03 May 2011

A. Bartlett Giamatti, Take Time for Paradise. New York: Bloomsbury USA, 2011.

Bart Giamatti was baseball’s philosopher-king, a professor of English and then President of Yale University before serving as National League President (in spite of being a Red Sox fan) and then Commissioner before his death in 1989. Paradise, based on his Cook Lectures at the University of Michigan Law School, is his final work, published just days after his death, and it provides a fitting epitaph.

Drawing heavily on the work of Allen Guttman and Michael O’Laughlin, Giamatti begins by explicating the concept of leisure. He then argues that “Sports represent a shared vision of how we continue, as individual, team, or community, to experience a happiness or absence of care so intense, so rare, and so fleeting that we associate their experience with experience otherwise described as religious....” Finally, he deconstructs the elements of baseball to reveal its fundamental underlying epic narrative: the universal desire to go home.

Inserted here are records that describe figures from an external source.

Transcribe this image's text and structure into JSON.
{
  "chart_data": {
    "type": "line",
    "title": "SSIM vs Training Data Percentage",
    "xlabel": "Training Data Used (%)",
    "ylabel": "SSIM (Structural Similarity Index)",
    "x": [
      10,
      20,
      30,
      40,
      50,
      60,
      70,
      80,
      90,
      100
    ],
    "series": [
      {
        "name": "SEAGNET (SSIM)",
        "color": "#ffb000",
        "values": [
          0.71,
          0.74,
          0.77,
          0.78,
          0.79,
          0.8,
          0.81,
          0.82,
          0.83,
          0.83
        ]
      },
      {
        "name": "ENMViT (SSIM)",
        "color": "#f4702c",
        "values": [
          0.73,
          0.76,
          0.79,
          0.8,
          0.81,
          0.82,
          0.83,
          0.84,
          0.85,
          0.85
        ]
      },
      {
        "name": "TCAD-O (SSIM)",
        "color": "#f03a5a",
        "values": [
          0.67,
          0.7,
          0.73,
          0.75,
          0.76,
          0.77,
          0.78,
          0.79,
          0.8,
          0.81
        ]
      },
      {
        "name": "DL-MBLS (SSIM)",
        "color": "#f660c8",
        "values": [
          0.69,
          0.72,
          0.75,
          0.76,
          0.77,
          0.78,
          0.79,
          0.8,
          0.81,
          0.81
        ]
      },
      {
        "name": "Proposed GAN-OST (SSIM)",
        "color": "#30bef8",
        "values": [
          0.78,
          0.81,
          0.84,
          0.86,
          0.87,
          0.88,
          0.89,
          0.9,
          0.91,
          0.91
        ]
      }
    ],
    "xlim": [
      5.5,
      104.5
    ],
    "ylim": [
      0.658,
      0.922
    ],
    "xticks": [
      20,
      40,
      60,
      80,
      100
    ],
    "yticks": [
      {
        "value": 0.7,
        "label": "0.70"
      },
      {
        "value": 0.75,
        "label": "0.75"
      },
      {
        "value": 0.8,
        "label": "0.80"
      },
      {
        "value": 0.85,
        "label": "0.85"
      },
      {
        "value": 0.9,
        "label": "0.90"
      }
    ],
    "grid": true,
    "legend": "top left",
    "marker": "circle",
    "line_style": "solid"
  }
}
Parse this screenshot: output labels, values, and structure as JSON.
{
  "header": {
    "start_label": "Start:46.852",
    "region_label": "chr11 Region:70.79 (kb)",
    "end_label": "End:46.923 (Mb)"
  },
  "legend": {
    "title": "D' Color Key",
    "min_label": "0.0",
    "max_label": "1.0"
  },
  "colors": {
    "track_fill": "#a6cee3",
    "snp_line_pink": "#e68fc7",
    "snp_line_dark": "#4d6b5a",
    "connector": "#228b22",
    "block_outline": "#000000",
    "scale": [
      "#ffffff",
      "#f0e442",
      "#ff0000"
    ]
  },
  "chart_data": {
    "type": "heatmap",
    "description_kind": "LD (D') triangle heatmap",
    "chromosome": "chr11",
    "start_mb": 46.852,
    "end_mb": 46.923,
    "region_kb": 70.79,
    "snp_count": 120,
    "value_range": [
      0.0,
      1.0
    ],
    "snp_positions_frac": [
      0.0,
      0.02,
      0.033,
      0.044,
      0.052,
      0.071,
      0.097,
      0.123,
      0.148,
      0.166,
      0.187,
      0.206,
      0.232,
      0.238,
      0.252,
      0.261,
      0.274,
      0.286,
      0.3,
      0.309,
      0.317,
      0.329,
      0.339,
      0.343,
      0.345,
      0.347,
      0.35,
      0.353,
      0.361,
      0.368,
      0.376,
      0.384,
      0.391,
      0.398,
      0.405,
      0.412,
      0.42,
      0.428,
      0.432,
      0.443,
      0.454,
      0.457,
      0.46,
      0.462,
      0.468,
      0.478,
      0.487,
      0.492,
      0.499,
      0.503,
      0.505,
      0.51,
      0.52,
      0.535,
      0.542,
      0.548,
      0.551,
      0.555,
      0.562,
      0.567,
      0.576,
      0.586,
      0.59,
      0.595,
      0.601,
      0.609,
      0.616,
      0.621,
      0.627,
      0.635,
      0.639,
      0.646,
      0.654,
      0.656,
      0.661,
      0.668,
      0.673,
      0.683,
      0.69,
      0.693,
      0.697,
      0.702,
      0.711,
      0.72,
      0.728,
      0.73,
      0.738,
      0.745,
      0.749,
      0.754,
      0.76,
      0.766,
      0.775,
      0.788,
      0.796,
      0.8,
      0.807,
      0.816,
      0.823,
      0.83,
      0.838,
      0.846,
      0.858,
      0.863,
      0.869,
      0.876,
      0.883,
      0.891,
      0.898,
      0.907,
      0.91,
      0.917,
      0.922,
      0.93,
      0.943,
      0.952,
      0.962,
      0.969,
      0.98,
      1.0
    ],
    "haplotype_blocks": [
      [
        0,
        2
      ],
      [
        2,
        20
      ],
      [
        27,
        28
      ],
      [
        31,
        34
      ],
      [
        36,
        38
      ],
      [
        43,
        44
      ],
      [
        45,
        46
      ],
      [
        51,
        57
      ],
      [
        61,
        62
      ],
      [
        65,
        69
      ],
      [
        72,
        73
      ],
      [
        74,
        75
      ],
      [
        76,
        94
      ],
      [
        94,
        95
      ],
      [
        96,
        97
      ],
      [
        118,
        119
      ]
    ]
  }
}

Giamatti delivers these meditations in a lyrical prose that conveys both baseball’s leisurely pace and exacting precision, with subtle insights that will stop a thoughtful reader for minutes. For instance, Charlie Sheen could benefit from this definition: “Winning” for player or spectator is not simply outscoring; it is a way of talking about betterment, about making one-self, one’s fellows, one’s city, one’s adherents, more noble because of a temporary engagement of a higher human plane of existence.” By this definition, Paradise is certainly a winner.